Tenemos nuestra propia sexualidad reprimida, lastimada, confusa por nuestra propia historia personal, por nuestras carencias, nuestros vacíos, nuestra sombra, nuestros abusos y por un gran sentimiento de soledad y culpa.

No nos damos cuenta de que todo empezó hace mucho: cuando éramos niñas.

La exploración genital, por ejemplo, era vivida desde la culpa o desde el pecado. Pensando que era algo sucio y malo. Pocos adultos podemos acompañar a nuestros hijos desde un lugar respetuoso, seguro, libre de juicios y críticas. Si alguna vez hemos visto a nuestro hijo o a nuestra hija de 5 o 6 años tocarse o rozarse nos abruma y no sabemos qué decir ni cómo actuar. El modo en que fuimos nosotras acompañadas nos habrá dejado huella.

Quizás no te has masturbado nunca pensando: “Yo nunca haría tal cosa”. Quizás eres de las que se masturba de vez en cuando aun teniendo una relación de pareja satisfactoria y sientes vergüenza o culpa. Quizás eres de las que vivimos nuestra sexualidad sanamente.

Descubrir nuestro cuerpo es algo natural y darnos placer también. Si nuestra hija se toca en “publico” le podemos explicar que eso es algo íntimo y personal y que mejor “hacerlo” en privado.

La llegada de la menstruación puede haber sido un momento clave en nuestra vida:

  • ¿Había intimidad emocional con tu madre?
  • ¿Viste a tu madre cambiarse teniendo la menstruación?
  • ¿Se quejaba de que le dolía?
  • ¿Te habló de su primer día con la menstruación?
  • ¿Has hablado alguna vez con tu madre sobre su primera relación sexual o sobre la tuya?
  • ¿Cómo te acompañó en tu primer día?
  • ¿Qué fue lo que te dijo?
  • ¿Cómo le llama tu madre a la menstruación?
  • ¿Cómo lo vivía ella? Era algo sucio, silenciado, negado, era tedioso, malo…

Cómo nuestra madre ha vivido su sexualidad y su menstruación nos habrá dejado huella también. Hay madres que ni tan siquiera la nombran por su nombre, sino que usan palabras diversas: “la cosa, la tía de Paris, estoy mala, el fastidio, la marea roja”…

La falta de intimidad y conexión emocional junto con la falta de comunicación sobre todos estos temas, nos habrá dejado confusas y con cierto grado de represión sexual.
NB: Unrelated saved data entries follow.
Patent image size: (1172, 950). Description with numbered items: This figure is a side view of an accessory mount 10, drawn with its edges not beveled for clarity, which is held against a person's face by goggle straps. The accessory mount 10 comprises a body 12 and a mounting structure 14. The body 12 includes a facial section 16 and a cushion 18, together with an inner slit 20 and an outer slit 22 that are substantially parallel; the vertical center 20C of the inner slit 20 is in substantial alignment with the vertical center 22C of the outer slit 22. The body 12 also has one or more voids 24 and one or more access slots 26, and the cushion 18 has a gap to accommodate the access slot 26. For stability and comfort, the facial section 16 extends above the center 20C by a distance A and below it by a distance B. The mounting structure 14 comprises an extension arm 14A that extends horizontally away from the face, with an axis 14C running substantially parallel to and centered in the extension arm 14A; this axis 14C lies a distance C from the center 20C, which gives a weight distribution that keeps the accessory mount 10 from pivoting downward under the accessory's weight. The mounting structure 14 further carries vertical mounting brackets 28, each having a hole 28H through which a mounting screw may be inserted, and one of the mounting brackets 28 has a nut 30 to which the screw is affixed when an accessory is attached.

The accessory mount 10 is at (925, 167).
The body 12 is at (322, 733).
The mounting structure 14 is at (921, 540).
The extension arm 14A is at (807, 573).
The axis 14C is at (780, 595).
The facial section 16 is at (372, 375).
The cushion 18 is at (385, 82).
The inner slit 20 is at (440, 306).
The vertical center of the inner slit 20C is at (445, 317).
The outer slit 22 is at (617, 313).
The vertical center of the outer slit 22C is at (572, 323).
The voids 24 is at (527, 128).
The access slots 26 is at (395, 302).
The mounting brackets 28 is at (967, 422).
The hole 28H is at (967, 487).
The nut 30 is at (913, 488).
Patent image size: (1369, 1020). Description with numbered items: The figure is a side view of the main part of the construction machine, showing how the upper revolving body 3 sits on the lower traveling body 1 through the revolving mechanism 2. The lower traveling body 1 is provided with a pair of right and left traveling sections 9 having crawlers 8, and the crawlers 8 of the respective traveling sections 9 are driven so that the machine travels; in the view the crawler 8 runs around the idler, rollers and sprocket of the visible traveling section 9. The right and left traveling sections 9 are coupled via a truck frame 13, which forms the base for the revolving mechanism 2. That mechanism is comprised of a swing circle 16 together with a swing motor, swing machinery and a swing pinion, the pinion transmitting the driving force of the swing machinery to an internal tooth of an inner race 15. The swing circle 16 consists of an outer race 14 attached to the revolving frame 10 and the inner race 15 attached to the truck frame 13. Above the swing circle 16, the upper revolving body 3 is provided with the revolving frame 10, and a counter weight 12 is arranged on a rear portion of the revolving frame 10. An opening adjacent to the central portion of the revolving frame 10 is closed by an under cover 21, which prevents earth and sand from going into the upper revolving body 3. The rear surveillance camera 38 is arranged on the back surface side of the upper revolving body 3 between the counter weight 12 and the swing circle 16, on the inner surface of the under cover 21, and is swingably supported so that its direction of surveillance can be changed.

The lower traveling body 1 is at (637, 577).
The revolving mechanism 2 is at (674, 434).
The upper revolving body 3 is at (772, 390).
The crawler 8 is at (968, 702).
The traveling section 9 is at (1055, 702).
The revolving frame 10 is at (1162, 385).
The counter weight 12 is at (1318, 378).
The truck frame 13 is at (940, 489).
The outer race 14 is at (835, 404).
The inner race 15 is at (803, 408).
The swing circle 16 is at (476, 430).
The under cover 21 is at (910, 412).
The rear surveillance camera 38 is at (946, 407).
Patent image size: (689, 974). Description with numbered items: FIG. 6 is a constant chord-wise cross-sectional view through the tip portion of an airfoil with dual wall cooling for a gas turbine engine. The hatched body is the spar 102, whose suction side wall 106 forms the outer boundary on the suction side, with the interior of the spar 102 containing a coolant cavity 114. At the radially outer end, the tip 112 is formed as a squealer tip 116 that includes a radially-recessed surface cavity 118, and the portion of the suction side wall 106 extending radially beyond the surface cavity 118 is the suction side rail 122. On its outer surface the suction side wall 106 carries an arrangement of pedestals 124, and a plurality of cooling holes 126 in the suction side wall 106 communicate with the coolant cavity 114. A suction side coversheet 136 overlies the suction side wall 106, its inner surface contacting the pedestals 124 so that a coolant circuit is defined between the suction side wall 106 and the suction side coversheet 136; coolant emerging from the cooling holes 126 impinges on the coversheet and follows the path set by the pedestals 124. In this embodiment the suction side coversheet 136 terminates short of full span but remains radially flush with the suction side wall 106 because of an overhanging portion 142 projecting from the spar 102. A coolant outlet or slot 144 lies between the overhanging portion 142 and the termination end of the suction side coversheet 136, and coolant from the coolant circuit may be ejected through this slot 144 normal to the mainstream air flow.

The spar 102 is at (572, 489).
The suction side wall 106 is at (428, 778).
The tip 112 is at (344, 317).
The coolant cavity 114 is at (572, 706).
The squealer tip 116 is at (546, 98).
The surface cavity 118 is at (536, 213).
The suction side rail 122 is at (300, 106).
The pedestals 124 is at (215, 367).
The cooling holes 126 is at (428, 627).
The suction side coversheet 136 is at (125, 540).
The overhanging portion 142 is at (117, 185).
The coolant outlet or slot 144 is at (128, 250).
Poder hablar sobre todos estos temas con naturalidad con nuestros hijos es vital. Cuando nuestros hijos nos preguntan sobre algo, suele ser porque ya están preparados para la respuesta. Fíjate, que un niño pequeño, cuando ve a su madre embarazada o a otra madre,  suele preguntar primero: “¿Por dónde salen los bebes?”. Cuando ya son más mayores suelen preguntar: “¿Por dónde entran los bebes?”. En ese momento ya están preparados para que les expliquemos todo el proceso. Podemos disfrazarlo con el típico: “la semilla de papá entra en mamá…” o podemos empezar por el principio: “Cuando dos seres se quieren hacen el amor y de esa unión nacen los hijos” o podemos decirlo directamente con toda naturalidad: “el pene de papá se introduce en la vagina de mamá…” Podemos ayudarnos de un libro si necesitamos un poco de guía. ¿Por qué nos suele costar contarles la verdad tal cual? ¿Cómo nos lo contaron a nosotras si es que de eso se podía hablar en casa?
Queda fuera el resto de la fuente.